Opponents of biotechnology are arguing that biotech companies do not have
the right to reap profits from the sales of GM foods. They also think
that the products should be distributed evenly and fairly. Critics argue
that everyone has a right to the benefits of GM foods and should not be
restricted because of costs. Opposition also points out that the biotech
companies are manipulating nature, and they question if it is right to
"sell" nature. The tragedy of the commons here is the undefined
property rights of nature and genetically modified vegetation. The ownership
of these resources is held by society, not the biotechnology companies.

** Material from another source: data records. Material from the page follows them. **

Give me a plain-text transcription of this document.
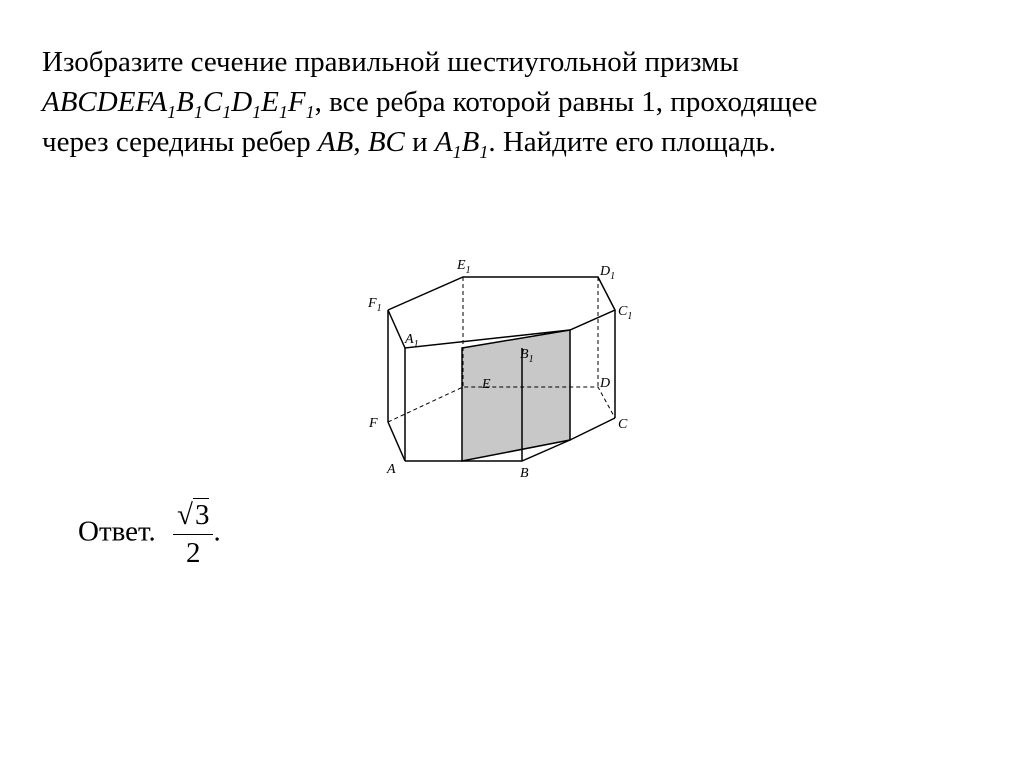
Изобразите сечение правильной шестиугольной призмы
$ABCDEFA_1B_1C_1D_1E_1F_1$, все ребра которой равны 1, проходящее
через середины ребер AB, BC и $A_1B_1$. Найдите его площадь.
A	B
C
D
E
F
$A_1$
$B_1$
$C_1$
$D_1$
$E_1$
$F_1$
Ответ. $\frac{√3}{2}$ .
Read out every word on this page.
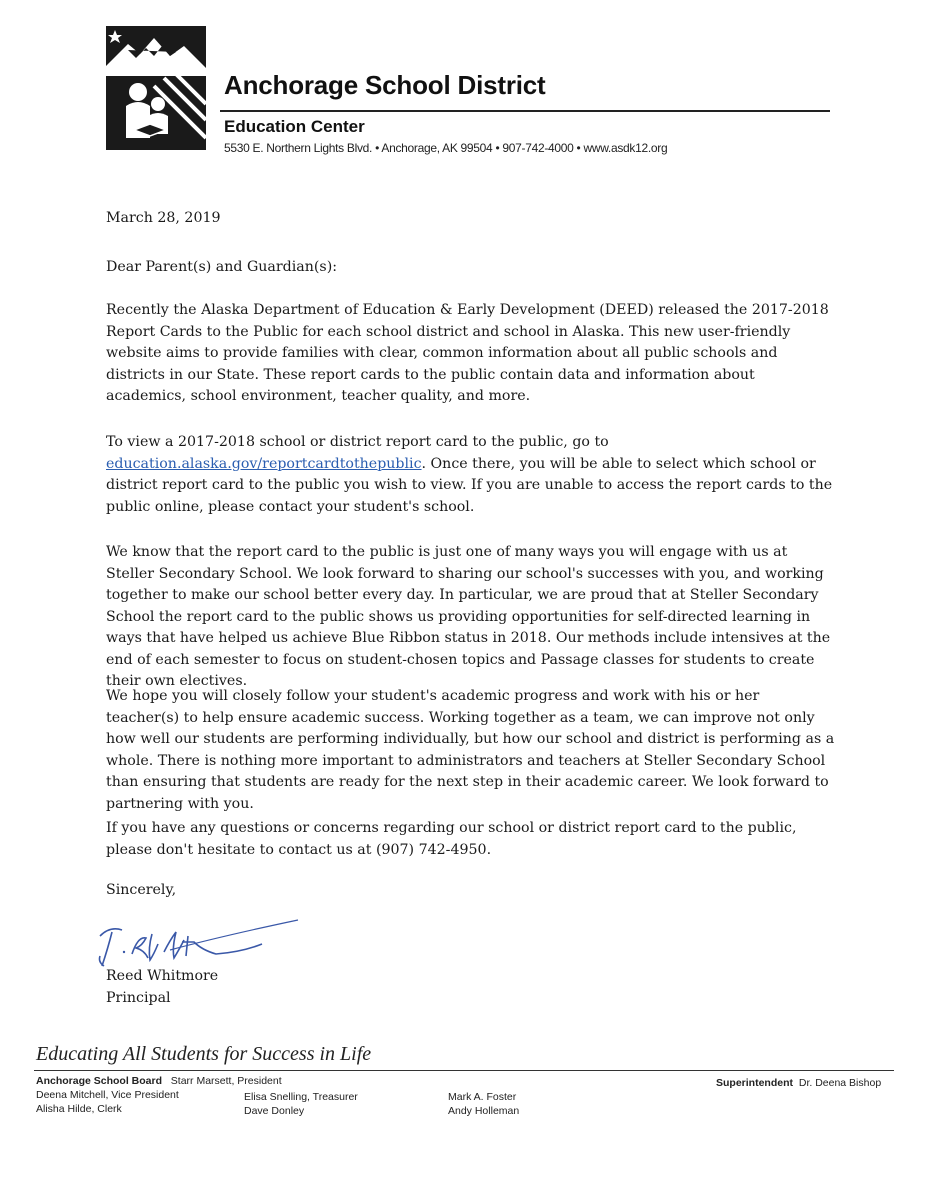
Anchorage School District
Education Center
5530 E. Northern Lights Blvd. • Anchorage, AK 99504 • 907-742-4000 • www.asdk12.org
March 28, 2019
Dear Parent(s) and Guardian(s):
Recently the Alaska Department of Education & Early Development (DEED) released the 2017-2018 Report Cards to the Public for each school district and school in Alaska. This new user-friendly website aims to provide families with clear, common information about all public schools and districts in our State. These report cards to the public contain data and information about academics, school environment, teacher quality, and more.
To view a 2017-2018 school or district report card to the public, go to
education.alaska.gov/reportcardtothepublic. Once there, you will be able to select which school or district report card to the public you wish to view. If you are unable to access the report cards to the public online, please contact your student's school.
We know that the report card to the public is just one of many ways you will engage with us at Steller Secondary School. We look forward to sharing our school's successes with you, and working together to make our school better every day. In particular, we are proud that at Steller Secondary School the report card to the public shows us providing opportunities for self-directed learning in ways that have helped us achieve Blue Ribbon status in 2018. Our methods include intensives at the end of each semester to focus on student-chosen topics and Passage classes for students to create their own electives.
We hope you will closely follow your student's academic progress and work with his or her teacher(s) to help ensure academic success. Working together as a team, we can improve not only how well our students are performing individually, but how our school and district is performing as a whole. There is nothing more important to administrators and teachers at Steller Secondary School than ensuring that students are ready for the next step in their academic career. We look forward to partnering with you.
If you have any questions or concerns regarding our school or district report card to the public, please don't hesitate to contact us at (907) 742-4950.
Sincerely,
Reed Whitmore
Principal
Educating All Students for Success in Life
Anchorage School Board Starr Marsett, President
Deena Mitchell, Vice President
Alisha Hilde, Clerk
Elisa Snelling, Treasurer
Dave Donley
Mark A. Foster
Andy Holleman
Superintendent Dr. Deena Bishop
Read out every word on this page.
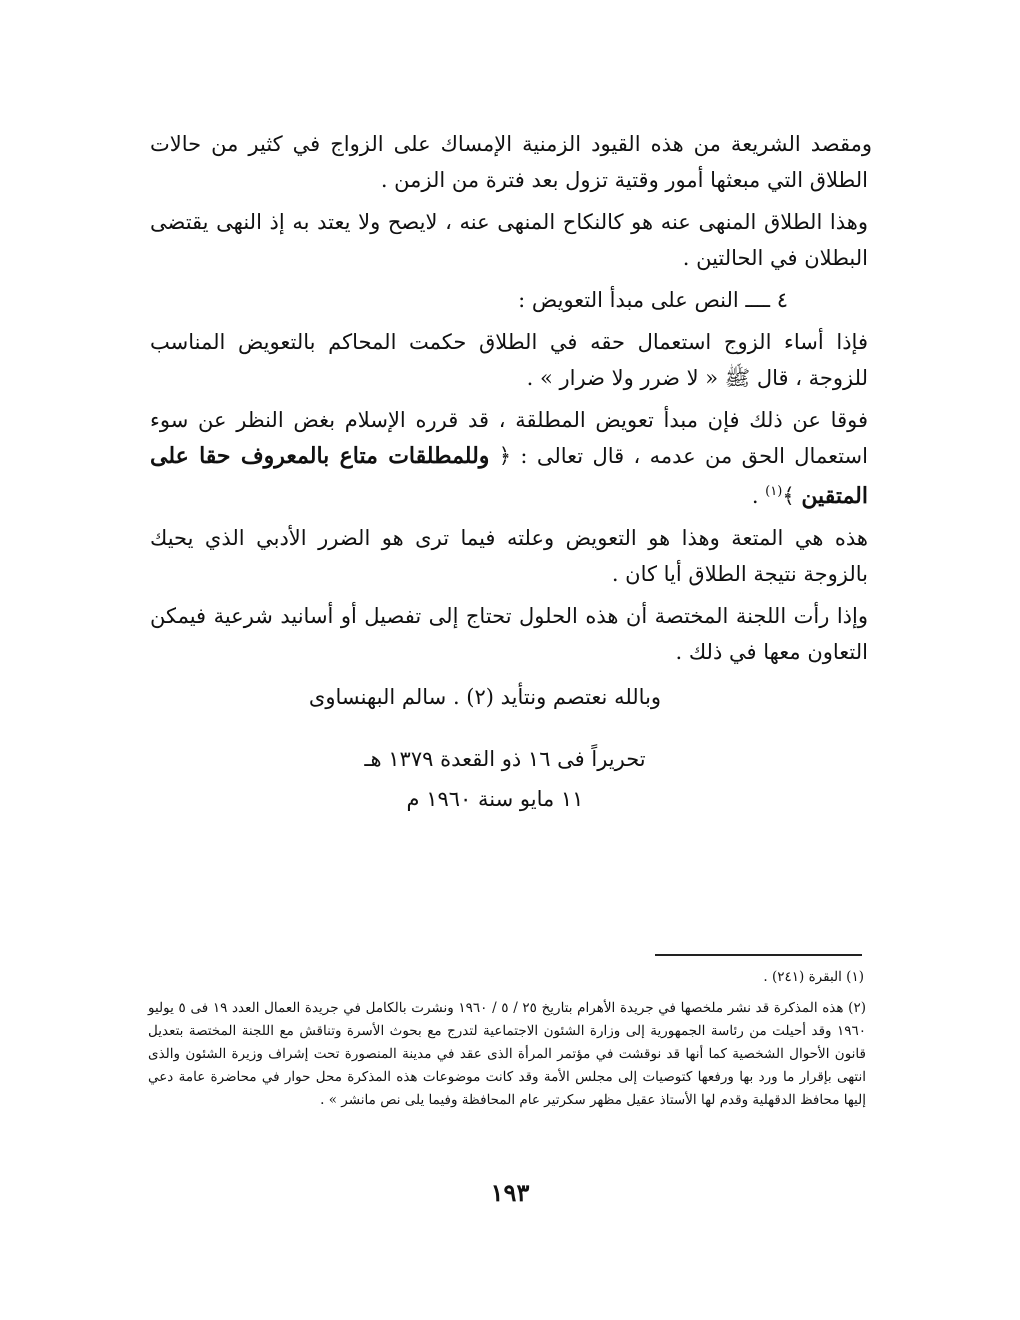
ومقصد الشريعة من هذه القيود الزمنية الإمساك على الزواج في كثير من حالات الطلاق التي مبعثها أمور وقتية تزول بعد فترة من الزمن .

وهذا الطلاق المنهى عنه هو كالنكاح المنهى عنه ، لايصح ولا يعتد به إذ النهى يقتضى البطلان في الحالتين .

٤ ــــ النص على مبدأ التعويض :

فإذا أساء الزوج استعمال حقه في الطلاق حكمت المحاكم بالتعويض المناسب للزوجة ، قال ﷺ « لا ضرر ولا ضرار » .

فوقا عن ذلك فإن مبدأ تعويض المطلقة ، قد قرره الإسلام بغض النظر عن سوء استعمال الحق من عدمه ، قال تعالى : ﴿ وللمطلقات متاع بالمعروف حقا على المتقين ﴾$^{(١)}$ .

هذه هي المتعة وهذا هو التعويض وعلته فيما ترى هو الضرر الأدبي الذي يحيك بالزوجة نتيجة الطلاق أيا كان .

وإذا رأت اللجنة المختصة أن هذه الحلول تحتاج إلى تفصيل أو أسانيد شرعية فيمكن التعاون معها في ذلك .

وبالله نعتصم ونتأيد (٢) . سالم البهنساوى
تحريراً فى ١٦ ذو القعدة ١٣٧٩ هـ
١١ مايو سنة ١٩٦٠ م

(١) البقرة (٢٤١) .

(٢) هذه المذكرة قد نشر ملخصها في جريدة الأهرام بتاريخ ٢٥ / ٥ / ١٩٦٠ ونشرت بالكامل في جريدة العمال العدد ١٩ فى ٥ يوليو ١٩٦٠ وقد أحيلت من رئاسة الجمهورية إلى وزارة الشئون الاجتماعية لتدرج مع بحوث الأسرة وتناقش مع اللجنة المختصة بتعديل قانون الأحوال الشخصية كما أنها قد نوقشت في مؤتمر المرأة الذى عقد في مدينة المنصورة تحت إشراف وزيرة الشئون والذى انتهى بإقرار ما ورد بها ورفعها كتوصيات إلى مجلس الأمة وقد كانت موضوعات هذه المذكرة محل حوار في محاضرة عامة دعي إليها محافظ الدقهلية وقدم لها الأستاذ عقيل مظهر سكرتير عام المحافظة وفيما يلى نص مانشر » .

١٩٣
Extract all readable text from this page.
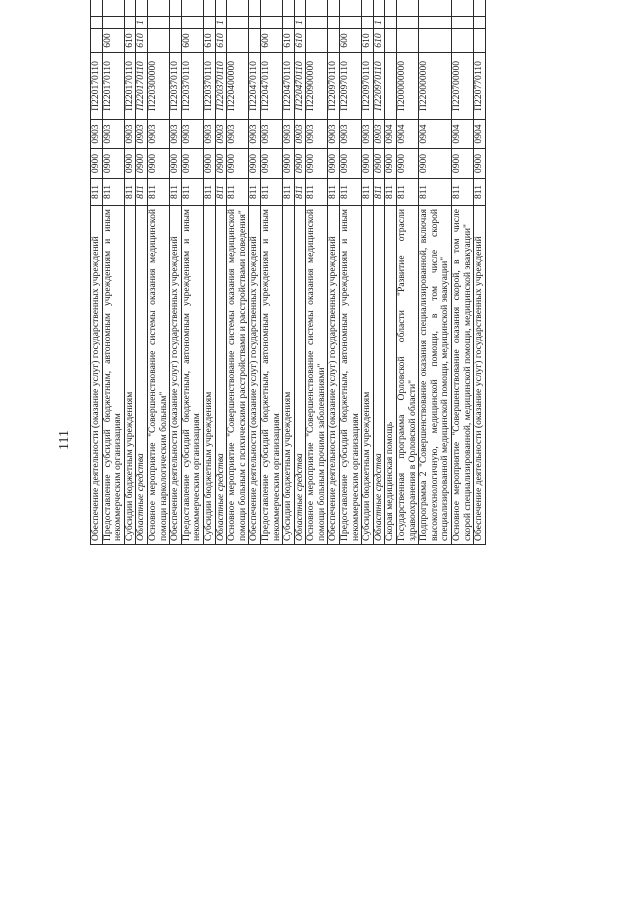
111 Обеспечение деятельности (оказание услуг) государственных учреждений	811	0900	0903	П220170110				
Предоставление субсидий бюджетным, автономным учреждениям и иным некоммерческим организациям	811	0900	0903	П220170110	600			
Субсидии бюджетным учреждениям	811	0900	0903	П220170110	610			
Областные средства	811	0900	0903	П220170110	610	1		
Основное мероприятие "Совершенствование системы оказания медицинской помощи наркологическим больным"	811	0900	0903	П220300000				
Обеспечение деятельности (оказание услуг) государственных учреждений	811	0900	0903	П220370110				
Предоставление субсидий бюджетным, автономным учреждениям и иным некоммерческим организациям	811	0900	0903	П220370110	600			
Субсидии бюджетным учреждениям	811	0900	0903	П220370110	610			
Областные средства	811	0900	0903	П220370110	610	1		
Основное мероприятие "Совершенствование системы оказания медицинской помощи больным с психическими расстройствами и расстройствами поведения"	811	0900	0903	П220400000				
Обеспечение деятельности (оказание услуг) государственных учреждений	811	0900	0903	П220470110				
Предоставление субсидий бюджетным, автономным учреждениям и иным некоммерческим организациям	811	0900	0903	П220470110	600			
Субсидии бюджетным учреждениям	811	0900	0903	П220470110	610			
Областные средства	811	0900	0903	П220470110	610	1		
Основное мероприятие "Совершенствование системы оказания медицинской помощи больным прочими заболеваниями"	811	0900	0903	П220900000				
Обеспечение деятельности (оказание услуг) государственных учреждений	811	0900	0903	П220970110				
Предоставление субсидий бюджетным, автономным учреждениям и иным некоммерческим организациям	811	0900	0903	П220970110	600			
Субсидии бюджетным учреждениям	811	0900	0903	П220970110	610			
Областные средства	811	0900	0903	П220970110	610	1		
Скорая медицинская помощь	811	0900	0904					
Государственная программа Орловской области "Развитие отрасли здравоохранения в Орловской области"	811	0900	0904	П200000000				
Подпрограмма 2 "Совершенствование оказания специализированной, включая высокотехнологичную, медицинской помощи, в том числе скорой специализированной медицинской помощи, медицинской эвакуации"	811	0900	0904	П220000000				
Основное мероприятие "Совершенствование оказания скорой, в том числе скорой специализированной, медицинской помощи, медицинской эвакуации"	811	0900	0904	П220700000				
Обеспечение деятельности (оказание услуг) государственных учреждений	811	0900	0904	П220770110				
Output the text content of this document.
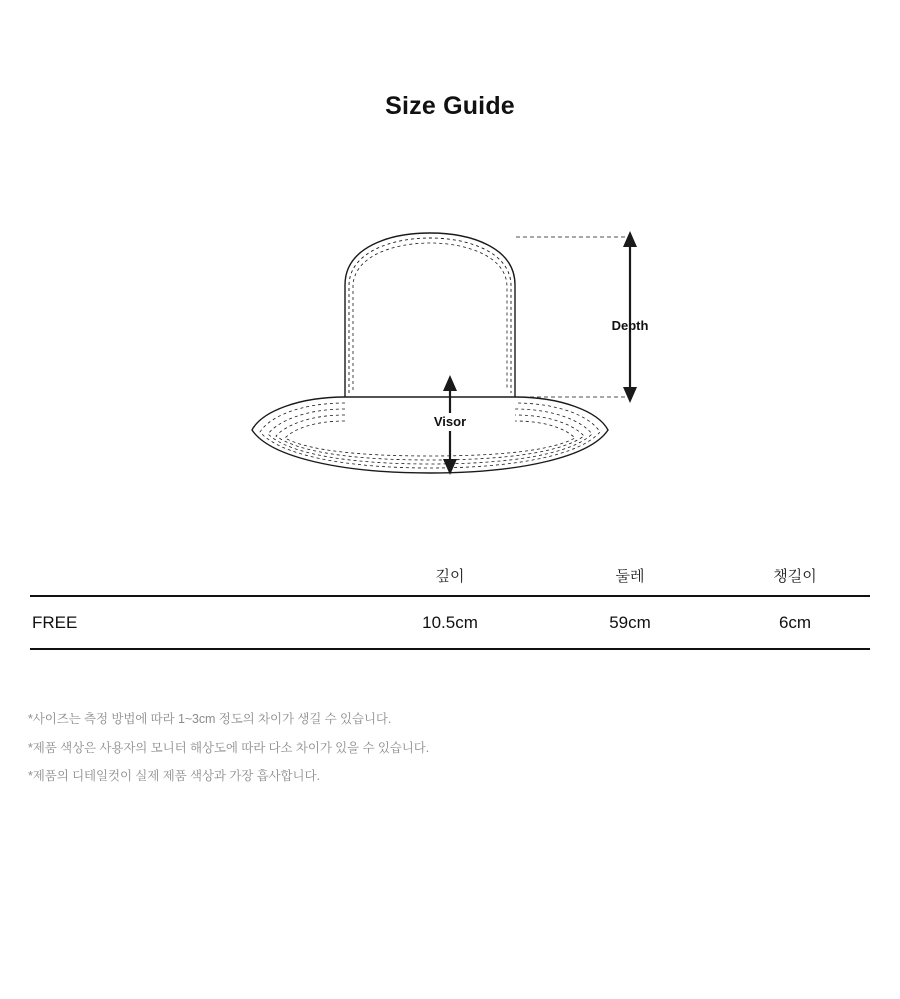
Size Guide
Depth
Visor
	깊이	둘레	챙길이
FREE	10.5cm	59cm	6cm
*사이즈는 측정 방법에 따라 1~3cm 정도의 차이가 생길 수 있습니다.
*제품 색상은 사용자의 모니터 해상도에 따라 다소 차이가 있을 수 있습니다.
*제품의 디테일컷이 실제 제품 색상과 가장 흡사합니다.
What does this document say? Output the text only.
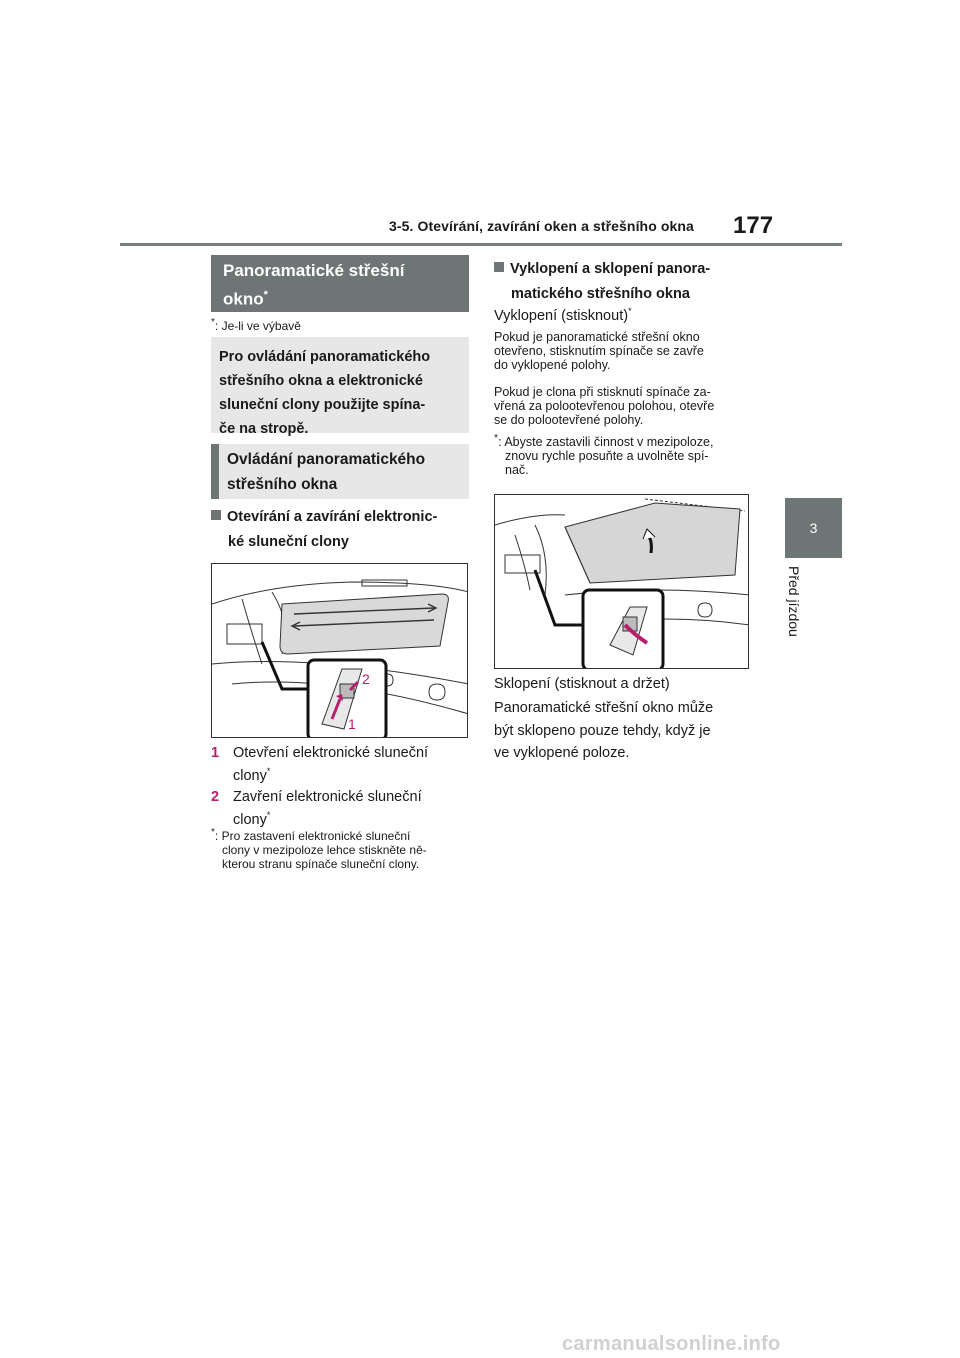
3-5. Otevírání, zavírání oken a střešního okna 177
3
Před jízdou
Panoramatické střešní
okno*
*: Je-li ve výbavě
Pro ovládání panoramatického
střešního okna a elektronické
sluneční clony použijte spína-
če na stropě.
Ovládání panoramatického
střešního okna
Otevírání a zavírání elektronic-
ké sluneční clony
1
2
1 Otevření elektronické sluneční
clony*
2 Zavření elektronické sluneční
clony*
*: Pro zastavení elektronické sluneční
clony v mezipoloze lehce stiskněte ně-
kterou stranu spínače sluneční clony.
Vyklopení a sklopení panora-
matického střešního okna
Vyklopení (stisknout)*
Pokud je panoramatické střešní okno
otevřeno, stisknutím spínače se zavře
do vyklopené polohy.
Pokud je clona při stisknutí spínače za-
vřená za polootevřenou polohou, otevře
se do polootevřené polohy.
*: Abyste zastavili činnost v mezipoloze,
znovu rychle posuňte a uvolněte spí-
nač.
Sklopení (stisknout a držet)
Panoramatické střešní okno může
být sklopeno pouze tehdy, když je
ve vyklopené poloze.
carmanualsonline.info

Governments will need to explore solutions for regulating GM foods. They
also face issues regarding labeling, patenting, and distribution. In the
United States, the regulations are confusing because three separate agencies
have a part in the administration of Genetically Modified Organisms. The
EPA evaluates plants for environmental safety, while the USDA determines
whether the plant is safe to grow or not, and the FDA decides if it is
safe for eating (Whitman). The roles of each government agency will need
to be more clearly defined as genetically modified organisms play an increasingly
prevalent role in society.
The question still remains. Is the immense potentiality
of genetically enhanced products worth risking the uncertainties of such
devastating consequences? According to Time, former President Jimmy Carter
said, "Responsible biotechnology is not the enemy; starvation is."
However, pinpointing the cause of starvation is controversial (Nash 41).
Is starvation caused by a lack of food, or is it simply a problem of equal
distribution (Nash)? Genetically modified foods could help solve problems
of world hunger and malnutrition by increasing supply. It might also help
preserve our world by reducing chemical use and increasing harvests, but
many barriers remain in the way, including safety, regulation, international
policy, and food labeling. As Youngs said, "Education is the key
to addressing these problems. Open, honest dialogue could go a long way
toward a better understanding of the technologies by all." By proceeding
with caution, unintentional detriment to humans, the environment, and
economic systems could be avoided. Patience, along with education, cooperation,
and communication, may just lead to changing the potentiality of Genetically
Modified Organisms into a reality.
Burchett, Andrew. "Too Much of a Good Thing?" Farm Journal.
Dec. 2002:24-26 pg.
Carey, John. "Are Bio-Foods Safe?" Business Week. 20
Dec. 1999. 14 Dec. 2002.
Federal Reserve Bank of Minneapolis. 22 Nov. 2002. Essay Contest.
Gee, Henry. "GM
Crop Gate Crashes Butterfly Ball." 20 May 2000. Nature.
18 Dec. 2002.
Nankivil, Amy. Personal Interview. 8 Jan. 2003.
Nash, Madeleine. "Grains of Hope." Time. 31 July 2000:38-46
Office of Biotechnology.
10 Dec. 2002. Iowa State University. 8 Dec. 2002.
Stevens, Stanley. "Emerging Genetic Engineering Technologies and
Minnesota Agriculture." Minnesota Agricultural Economist.
No. 698. Fall 1999.
Whitman, Deborah. "Genetically
Modified Food: Harmful or Helpful?"
Apr. 2000. Cambridge Scientific Abstracts. 18 Dec. 2002.
Youngs, Curt. Personal Interview. 12 Dec. 2002.